The outlawed Islamic Salvation Front (FIS) has stated
unequivocally that the leadership has a choice:
"To give the word back to the people.. .or to increase the
cycle of violence." Boudiaf's
assassination raises fears of increased repression by the ruling High
State Committee, and a new infusion of life for the Muslim
fundamentalist movement.
Algeria's Interior Minister Larbi Belkheir has vowed that there will
be no dialogue between the government and the FIS. He said: "The
FIS is a party which has finished, we have dissolved it..."
He added that the government planned to appoint Moslem
preachers in each of the country's 9,300 mosques to neutralize
fundamentalist rebellion.
It is clear the ruling committee is firm in its resolve to keep
Islamic fundamentalism from creeping into government.

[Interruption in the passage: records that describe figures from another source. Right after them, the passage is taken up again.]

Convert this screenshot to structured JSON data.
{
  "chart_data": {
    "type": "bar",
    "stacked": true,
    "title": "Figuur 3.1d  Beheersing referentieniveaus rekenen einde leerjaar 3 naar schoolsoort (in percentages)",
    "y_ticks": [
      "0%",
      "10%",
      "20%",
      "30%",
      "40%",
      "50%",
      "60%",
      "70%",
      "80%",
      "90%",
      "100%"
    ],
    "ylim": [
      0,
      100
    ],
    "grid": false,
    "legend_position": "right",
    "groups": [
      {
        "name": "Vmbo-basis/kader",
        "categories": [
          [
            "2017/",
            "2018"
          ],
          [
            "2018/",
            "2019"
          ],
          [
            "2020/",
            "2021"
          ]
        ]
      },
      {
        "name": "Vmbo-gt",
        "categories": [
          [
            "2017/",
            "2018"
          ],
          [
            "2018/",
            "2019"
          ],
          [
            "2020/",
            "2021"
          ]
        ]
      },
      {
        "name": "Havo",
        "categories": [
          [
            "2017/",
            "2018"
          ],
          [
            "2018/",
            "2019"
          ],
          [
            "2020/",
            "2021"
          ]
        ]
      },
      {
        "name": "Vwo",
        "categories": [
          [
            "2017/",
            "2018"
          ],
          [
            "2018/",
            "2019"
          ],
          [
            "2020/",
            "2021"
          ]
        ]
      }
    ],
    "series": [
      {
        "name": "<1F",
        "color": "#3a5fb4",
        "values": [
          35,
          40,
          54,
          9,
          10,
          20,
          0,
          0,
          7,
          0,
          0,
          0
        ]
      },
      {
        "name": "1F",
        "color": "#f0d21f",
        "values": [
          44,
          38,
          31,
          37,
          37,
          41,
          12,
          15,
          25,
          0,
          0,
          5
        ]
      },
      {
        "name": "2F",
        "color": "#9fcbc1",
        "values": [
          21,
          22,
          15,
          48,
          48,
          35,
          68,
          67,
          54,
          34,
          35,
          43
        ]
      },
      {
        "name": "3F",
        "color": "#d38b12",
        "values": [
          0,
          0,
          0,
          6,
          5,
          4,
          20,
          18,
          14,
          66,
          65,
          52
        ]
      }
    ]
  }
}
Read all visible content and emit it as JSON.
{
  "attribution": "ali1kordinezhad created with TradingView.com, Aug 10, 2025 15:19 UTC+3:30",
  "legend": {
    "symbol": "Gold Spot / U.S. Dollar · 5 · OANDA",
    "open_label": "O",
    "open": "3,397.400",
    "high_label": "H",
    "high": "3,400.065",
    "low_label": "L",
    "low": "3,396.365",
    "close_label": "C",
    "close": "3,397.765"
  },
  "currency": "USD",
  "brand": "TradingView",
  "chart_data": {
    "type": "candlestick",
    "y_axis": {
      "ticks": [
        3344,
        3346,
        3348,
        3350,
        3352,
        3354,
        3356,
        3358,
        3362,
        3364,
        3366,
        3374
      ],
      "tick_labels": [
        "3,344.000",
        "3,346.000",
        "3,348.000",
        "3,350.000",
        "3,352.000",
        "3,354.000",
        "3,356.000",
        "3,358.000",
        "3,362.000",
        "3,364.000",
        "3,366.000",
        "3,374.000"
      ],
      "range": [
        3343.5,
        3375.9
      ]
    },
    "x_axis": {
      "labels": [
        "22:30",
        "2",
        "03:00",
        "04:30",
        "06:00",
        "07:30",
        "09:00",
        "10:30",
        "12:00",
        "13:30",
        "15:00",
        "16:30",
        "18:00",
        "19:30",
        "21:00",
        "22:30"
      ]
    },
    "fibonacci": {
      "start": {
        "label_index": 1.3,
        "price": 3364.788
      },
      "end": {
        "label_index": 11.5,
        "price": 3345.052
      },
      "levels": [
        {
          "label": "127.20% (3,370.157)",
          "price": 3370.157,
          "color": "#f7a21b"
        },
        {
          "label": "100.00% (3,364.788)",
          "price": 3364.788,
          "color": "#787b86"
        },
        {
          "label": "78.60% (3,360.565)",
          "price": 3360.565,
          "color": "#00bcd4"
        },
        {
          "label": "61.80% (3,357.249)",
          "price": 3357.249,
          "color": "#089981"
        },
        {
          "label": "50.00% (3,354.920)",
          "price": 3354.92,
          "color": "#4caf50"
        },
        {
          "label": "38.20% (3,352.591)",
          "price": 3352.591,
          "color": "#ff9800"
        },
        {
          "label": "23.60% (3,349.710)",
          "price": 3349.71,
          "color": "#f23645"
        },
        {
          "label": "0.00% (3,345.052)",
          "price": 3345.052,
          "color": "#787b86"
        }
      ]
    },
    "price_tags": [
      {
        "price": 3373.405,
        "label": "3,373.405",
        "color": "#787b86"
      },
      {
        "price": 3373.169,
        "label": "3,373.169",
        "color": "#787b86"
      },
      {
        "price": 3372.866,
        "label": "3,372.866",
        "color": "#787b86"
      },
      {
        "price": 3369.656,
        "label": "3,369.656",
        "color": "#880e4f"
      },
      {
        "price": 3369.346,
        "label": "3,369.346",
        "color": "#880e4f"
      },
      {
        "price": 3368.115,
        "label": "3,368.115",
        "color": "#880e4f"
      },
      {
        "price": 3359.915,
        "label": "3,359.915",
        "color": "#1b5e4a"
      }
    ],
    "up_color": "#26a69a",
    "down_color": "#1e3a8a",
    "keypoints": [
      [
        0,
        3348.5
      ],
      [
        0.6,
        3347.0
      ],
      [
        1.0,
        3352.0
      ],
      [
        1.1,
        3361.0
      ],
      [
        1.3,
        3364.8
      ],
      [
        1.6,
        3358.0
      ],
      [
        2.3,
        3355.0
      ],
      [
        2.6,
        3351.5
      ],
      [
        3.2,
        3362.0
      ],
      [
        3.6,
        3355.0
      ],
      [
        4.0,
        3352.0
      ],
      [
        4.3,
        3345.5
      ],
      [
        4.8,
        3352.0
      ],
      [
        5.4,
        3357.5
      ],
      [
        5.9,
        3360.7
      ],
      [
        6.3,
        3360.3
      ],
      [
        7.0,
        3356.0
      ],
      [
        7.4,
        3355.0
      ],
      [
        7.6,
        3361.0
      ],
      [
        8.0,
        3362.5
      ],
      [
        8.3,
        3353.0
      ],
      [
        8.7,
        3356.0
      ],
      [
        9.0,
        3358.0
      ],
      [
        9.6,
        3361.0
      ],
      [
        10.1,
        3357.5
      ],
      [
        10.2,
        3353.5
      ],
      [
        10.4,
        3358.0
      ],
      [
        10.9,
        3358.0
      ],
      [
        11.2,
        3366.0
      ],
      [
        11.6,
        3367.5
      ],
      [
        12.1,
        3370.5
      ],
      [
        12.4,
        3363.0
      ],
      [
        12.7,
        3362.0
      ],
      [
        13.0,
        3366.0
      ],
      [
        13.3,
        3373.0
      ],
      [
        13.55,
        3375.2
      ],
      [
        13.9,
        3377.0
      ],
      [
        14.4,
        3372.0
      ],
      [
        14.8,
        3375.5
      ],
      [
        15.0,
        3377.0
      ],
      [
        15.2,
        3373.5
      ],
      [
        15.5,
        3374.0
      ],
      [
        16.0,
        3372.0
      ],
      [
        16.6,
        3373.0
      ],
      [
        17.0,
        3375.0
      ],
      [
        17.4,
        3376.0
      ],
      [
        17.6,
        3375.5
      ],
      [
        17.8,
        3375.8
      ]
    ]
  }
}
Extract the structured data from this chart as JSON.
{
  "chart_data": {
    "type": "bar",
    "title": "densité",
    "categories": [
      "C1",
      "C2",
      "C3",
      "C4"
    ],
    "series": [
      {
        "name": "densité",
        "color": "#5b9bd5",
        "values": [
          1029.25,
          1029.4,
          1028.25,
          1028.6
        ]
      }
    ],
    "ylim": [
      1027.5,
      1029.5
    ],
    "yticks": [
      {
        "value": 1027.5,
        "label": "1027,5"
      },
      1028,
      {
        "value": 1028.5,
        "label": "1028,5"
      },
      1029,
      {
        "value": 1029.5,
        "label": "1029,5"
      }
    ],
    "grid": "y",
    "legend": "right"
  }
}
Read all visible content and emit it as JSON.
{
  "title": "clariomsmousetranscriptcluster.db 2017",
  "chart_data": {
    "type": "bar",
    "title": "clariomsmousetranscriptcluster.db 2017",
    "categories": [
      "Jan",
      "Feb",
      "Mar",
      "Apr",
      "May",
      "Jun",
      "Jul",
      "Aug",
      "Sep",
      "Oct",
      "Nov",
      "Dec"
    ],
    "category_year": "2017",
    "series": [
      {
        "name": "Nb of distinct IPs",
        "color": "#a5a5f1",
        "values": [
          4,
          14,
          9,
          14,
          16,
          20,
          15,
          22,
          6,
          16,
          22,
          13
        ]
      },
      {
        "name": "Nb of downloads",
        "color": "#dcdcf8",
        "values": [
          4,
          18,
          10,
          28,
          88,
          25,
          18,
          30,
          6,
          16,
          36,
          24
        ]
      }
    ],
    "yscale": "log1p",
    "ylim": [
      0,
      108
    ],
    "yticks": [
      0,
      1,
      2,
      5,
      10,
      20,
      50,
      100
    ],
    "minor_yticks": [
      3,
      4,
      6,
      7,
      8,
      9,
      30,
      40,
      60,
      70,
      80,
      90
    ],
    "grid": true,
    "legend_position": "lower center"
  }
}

Its new leader, Ali Kafi, is viewed as a hard-line replacement
for Boudiaf. But the
decision not to appoint Defense Minister Khaled Nezzar, the
committee's strongman, could signal a reprieve from an even more
authoritarian stance.
On Saturday, a six-man team was appointed to investigate the
assassination. It was
given 20 days to produce a preliminary report which will be made
public. As the
investigators were being sworn-in, two bomb attacks and a shooting
occurred in the streets of Algiers.
Later, hooded gunmen shot and wounded a local official in
Boufarik, south of Algiers, and a bomb exploded in a newspaper office
in the western city of Oran, and another was located in an Air Algerie
branch office near Oran's center and detonated in a controlled blast
by police. These
incidents illustrate the continued insecurity in the country, and the
potential for even more acts of terrorist-style rebellion.
The
Iranian press praised the murder of Boudiaf, and said his successor
was headed for the same fate. Iran branded Algeria's leaders as coup plotters for canceling
the general elections in January in which the FIS won the first round
of voting, and called on the leadership to respect the will of the
people and accept the election results.